14. The question arising in ITA No. 2/2007 is with respect to whether the provision for bad and doubtful debts could be added back for the purpose of determining the income under Section 115-JA. Admittedly the provision was made, subsequently as clause (g) which read as under: “(g) The amount or amounts set aside as provision for diminution in the value of any asset” 15. The issue is covered by the judgment of the Hon'ble Supreme Court in Commissioner of Income Tax v. HCL Comnet Systems and Services Ltd. (2008) 305 ITR 409 (SC). In fact we had followed the aforesaid judgment and held against the revenue in an appeal filed by the Revenue against the very same assessee/appellant herein for the year 1988-89 and 1998-99 wherein Section 115-J and 115-JA were respectively applicable.
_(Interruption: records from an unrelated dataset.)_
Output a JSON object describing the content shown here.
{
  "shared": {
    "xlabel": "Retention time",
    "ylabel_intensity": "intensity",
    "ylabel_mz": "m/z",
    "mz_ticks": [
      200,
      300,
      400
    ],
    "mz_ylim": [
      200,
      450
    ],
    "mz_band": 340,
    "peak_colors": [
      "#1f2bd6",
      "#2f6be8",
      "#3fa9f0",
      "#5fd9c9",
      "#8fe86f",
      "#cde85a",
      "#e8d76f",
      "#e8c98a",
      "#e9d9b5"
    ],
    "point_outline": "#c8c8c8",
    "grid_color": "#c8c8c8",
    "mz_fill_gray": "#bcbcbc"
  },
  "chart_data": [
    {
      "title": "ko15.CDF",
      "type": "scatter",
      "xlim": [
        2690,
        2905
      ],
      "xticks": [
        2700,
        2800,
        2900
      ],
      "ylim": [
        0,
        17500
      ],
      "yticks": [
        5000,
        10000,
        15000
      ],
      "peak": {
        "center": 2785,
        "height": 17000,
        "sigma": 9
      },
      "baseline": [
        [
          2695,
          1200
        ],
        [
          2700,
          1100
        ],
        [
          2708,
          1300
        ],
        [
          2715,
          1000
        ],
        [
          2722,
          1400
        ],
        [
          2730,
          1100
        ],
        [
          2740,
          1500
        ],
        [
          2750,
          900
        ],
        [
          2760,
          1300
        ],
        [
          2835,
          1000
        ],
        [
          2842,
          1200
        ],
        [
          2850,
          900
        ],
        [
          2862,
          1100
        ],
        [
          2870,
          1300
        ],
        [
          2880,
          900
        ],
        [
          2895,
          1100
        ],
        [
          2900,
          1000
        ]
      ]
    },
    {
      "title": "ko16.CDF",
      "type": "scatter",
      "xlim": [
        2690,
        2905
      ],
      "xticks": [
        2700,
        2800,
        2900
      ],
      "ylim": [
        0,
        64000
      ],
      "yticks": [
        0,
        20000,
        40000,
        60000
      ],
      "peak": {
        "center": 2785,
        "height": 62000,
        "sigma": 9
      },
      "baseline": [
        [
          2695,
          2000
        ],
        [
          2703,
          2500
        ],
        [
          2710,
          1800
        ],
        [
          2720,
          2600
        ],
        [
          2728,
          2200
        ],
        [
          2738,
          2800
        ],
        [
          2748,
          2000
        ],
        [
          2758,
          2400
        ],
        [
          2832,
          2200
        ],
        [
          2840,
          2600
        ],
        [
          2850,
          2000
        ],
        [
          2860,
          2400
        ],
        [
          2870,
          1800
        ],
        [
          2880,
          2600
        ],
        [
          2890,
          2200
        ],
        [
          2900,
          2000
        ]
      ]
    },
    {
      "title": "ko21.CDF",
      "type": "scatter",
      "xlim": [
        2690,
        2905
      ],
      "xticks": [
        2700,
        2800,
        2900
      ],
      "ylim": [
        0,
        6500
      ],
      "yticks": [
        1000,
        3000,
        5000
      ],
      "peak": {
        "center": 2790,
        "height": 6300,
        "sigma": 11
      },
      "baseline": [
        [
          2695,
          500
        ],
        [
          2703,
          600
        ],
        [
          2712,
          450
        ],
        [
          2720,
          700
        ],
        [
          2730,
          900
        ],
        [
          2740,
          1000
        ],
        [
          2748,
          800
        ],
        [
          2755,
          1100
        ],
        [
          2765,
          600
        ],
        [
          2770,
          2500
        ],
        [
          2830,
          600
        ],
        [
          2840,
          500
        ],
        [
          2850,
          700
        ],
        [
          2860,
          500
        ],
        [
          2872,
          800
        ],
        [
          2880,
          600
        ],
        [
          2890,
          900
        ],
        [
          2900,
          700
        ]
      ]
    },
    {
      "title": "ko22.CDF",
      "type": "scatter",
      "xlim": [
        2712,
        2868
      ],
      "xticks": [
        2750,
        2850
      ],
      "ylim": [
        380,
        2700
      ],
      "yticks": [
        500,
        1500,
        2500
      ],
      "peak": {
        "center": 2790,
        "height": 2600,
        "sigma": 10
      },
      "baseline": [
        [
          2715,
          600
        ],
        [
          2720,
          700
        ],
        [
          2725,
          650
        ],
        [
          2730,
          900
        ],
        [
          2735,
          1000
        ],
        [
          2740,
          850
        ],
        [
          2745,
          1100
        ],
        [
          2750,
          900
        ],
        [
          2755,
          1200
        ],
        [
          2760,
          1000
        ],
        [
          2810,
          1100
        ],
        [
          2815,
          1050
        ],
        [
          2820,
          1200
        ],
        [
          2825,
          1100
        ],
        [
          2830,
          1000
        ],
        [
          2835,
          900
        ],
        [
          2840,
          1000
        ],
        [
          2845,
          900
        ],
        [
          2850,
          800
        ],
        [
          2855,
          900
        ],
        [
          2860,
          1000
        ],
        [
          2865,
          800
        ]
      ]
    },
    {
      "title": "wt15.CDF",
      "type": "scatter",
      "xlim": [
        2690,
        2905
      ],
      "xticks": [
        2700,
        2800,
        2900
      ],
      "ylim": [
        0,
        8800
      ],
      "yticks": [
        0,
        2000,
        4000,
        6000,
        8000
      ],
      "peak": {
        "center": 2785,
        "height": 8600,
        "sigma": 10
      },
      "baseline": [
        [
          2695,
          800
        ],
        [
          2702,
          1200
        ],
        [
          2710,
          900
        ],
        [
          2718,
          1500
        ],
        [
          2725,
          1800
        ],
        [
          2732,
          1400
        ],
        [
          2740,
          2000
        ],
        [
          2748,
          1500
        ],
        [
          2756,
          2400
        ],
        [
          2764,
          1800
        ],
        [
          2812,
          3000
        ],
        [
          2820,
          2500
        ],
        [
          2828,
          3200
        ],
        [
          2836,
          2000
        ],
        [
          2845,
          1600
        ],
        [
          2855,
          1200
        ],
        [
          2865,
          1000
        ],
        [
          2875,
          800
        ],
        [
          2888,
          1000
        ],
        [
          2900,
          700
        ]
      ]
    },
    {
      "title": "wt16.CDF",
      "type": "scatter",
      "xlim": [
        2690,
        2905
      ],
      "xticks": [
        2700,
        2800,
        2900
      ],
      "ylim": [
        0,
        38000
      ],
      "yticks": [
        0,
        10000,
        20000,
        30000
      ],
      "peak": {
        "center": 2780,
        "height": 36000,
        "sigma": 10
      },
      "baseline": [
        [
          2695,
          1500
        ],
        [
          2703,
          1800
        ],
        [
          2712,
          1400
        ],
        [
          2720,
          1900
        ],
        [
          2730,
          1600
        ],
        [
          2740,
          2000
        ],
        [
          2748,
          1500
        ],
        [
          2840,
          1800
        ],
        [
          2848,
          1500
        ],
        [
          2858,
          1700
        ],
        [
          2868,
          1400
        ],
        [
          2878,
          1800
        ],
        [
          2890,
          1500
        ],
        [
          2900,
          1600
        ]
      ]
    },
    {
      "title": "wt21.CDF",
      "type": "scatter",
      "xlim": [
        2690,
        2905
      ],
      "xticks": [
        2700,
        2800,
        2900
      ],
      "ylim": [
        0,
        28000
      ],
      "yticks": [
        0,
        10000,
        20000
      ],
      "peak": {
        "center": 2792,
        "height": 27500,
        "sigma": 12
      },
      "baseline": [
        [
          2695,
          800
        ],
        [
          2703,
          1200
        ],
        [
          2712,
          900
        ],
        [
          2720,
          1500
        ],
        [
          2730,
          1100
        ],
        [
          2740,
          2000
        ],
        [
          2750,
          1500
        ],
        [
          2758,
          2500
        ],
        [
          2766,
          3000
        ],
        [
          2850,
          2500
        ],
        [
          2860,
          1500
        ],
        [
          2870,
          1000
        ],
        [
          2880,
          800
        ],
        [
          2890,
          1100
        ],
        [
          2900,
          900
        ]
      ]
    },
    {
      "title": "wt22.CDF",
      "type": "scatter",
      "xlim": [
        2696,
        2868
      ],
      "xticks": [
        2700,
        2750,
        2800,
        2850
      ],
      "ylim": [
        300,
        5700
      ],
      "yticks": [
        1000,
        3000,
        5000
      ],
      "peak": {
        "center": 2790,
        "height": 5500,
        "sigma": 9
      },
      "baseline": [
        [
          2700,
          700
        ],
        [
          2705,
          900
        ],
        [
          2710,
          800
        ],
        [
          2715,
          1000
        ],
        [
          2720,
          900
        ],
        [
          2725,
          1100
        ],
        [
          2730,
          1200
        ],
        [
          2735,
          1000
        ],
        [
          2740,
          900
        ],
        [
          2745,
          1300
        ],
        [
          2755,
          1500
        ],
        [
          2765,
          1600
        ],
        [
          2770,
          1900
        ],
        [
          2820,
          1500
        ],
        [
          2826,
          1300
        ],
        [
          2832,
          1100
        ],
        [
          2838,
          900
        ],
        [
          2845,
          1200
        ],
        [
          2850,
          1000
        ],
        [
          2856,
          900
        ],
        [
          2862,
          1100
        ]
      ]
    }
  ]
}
In such circumstance, the question arising has to be answered in favour of the assessee and against the Revenue. The order of the lower authorities are set aside. The Assessing Officer is directed not to make any addition with respect to the provision for bad and doubtful debts, insofar as the computation of income under Section 115-JA of the Income Tax Act for the subject year. 16. I.T.A. No. 43/2003 is rejected. I.T.A. No. 1/2007 is partly allowed and I.T.A. No. 2/2007 is allowed. There is no order as to costs.